In silence, Amaris returned to the slavers' settlement, her eyes burning with anger as one guard came to stop her. They knew... They all knew what was happening in that place. The guards, the merchants who were staring at her earlier, even the authorities on that place knew... and they did nothing... Raising her hand, a chain of interlinking, symmetrical, iron spikes began slowly forming as she looked towards the guard... There was no negotiation, no warning or accusations, there was just a one-sided massacre. The humans that escaped quickly alerted the authorities, with desperate tales about a Sarkaz witch and the storm of bloodied chains and spikes that followed her.
Rushed by the urgency of the reports given by the fleeing survivors, the Order of the Golden Sun arrived almost an entire day later. Only to encounter the small settlement completely destroyed. Bodies impaled by huge spikes of iron appearing from the ground or entangled in a sea of chains made of interlinking iron spikes. In the very middle of the destroyed settlement, a single Sarkaz woman stood kneeling on the ground, wounded and exhausted, but still alive. Surrounded by a a few dozen of the symmetrical iron spikes embedded on the ground, almost the height of a human and dozens of bloodied chains spread through the ground in a sea of blood, corpses and debris. The almost nightmarish scene of iron obelisks, chains and spikes seemed to be something straight out of a horror story, some of the iron structures already starting to oxidize, rapidly decaying due to the exhaustion of the Sarkaz witch, the red rust color mixing the the blood of the corpses on the ground...
[...]
Reminiscing about the past was... Unpleasant for Amaris. It's been almost 9 years since the massacre of the slaver settlement. 9 years since she was saved from being executed in the very spot she stood by some of the Sarkaz slaves she had freed before the massacre, interceded for her and explaining what had happened. Many times she had thought if she could had done something different... of how she could have dealt with that settlement in a better way... But in the end, those thought went away as quickly as they returned. It was useless to think about what could have been.
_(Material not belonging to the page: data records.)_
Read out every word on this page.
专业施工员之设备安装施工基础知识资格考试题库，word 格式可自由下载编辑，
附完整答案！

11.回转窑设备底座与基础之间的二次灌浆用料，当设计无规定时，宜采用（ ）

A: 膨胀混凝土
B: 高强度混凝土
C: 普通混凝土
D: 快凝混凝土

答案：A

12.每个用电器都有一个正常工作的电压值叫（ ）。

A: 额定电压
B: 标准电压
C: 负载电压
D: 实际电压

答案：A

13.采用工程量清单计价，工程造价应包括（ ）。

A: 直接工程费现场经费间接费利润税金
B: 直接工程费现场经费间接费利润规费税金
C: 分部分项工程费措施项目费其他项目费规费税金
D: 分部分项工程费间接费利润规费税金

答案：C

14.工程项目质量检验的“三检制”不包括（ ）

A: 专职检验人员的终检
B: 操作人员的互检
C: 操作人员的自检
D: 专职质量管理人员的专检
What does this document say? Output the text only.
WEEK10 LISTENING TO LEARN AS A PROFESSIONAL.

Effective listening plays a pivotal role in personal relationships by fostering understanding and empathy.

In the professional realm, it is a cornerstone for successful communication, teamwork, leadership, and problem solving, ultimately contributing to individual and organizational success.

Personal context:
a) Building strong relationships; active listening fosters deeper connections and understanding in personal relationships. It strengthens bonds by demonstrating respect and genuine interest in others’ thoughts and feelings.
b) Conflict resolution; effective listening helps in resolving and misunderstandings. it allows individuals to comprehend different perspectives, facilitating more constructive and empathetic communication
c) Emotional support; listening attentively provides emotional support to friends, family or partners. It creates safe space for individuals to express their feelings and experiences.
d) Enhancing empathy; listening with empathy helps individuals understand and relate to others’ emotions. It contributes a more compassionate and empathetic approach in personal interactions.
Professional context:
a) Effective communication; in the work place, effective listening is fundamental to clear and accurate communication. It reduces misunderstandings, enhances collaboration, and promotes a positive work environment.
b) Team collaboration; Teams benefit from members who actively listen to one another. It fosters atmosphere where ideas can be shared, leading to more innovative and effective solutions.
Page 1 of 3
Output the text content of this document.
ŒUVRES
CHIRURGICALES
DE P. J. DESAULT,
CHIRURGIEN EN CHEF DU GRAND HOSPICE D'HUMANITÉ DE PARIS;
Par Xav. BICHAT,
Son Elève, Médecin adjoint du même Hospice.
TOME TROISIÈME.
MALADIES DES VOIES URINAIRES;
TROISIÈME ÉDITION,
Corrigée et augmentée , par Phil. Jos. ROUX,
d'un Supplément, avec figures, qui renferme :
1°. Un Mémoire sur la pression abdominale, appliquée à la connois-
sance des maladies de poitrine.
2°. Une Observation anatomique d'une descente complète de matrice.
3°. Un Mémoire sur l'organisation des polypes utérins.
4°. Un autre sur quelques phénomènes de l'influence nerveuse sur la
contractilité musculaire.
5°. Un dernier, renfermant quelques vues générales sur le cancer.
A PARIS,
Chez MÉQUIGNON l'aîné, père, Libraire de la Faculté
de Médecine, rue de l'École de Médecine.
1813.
After she was captured, it took almost two years of interrogation and sermons (many which were completely ignored by Amaris) until the Order saw Amaris worthy of the smallest bit of trust and allowed her to work with inquisitors in order to repay for what she had done, reducing her sentence. After nine years, Amaris knew well that there was more to that slaver settlement than what she thought, as the truth behind it had not yet made public. Now, she worked to the order as a somewhat begrudging ally. Every mission completed without any 'incidents' was another step, another reduction to her sentence and another promise from the Order that when it was all over, the truth would finally be told and her name, cleared... Working with inquisitors was still as unpleasant as it was in the beginning, but if there was anything Amaris had learned in those nine years was that it paid off to be patient.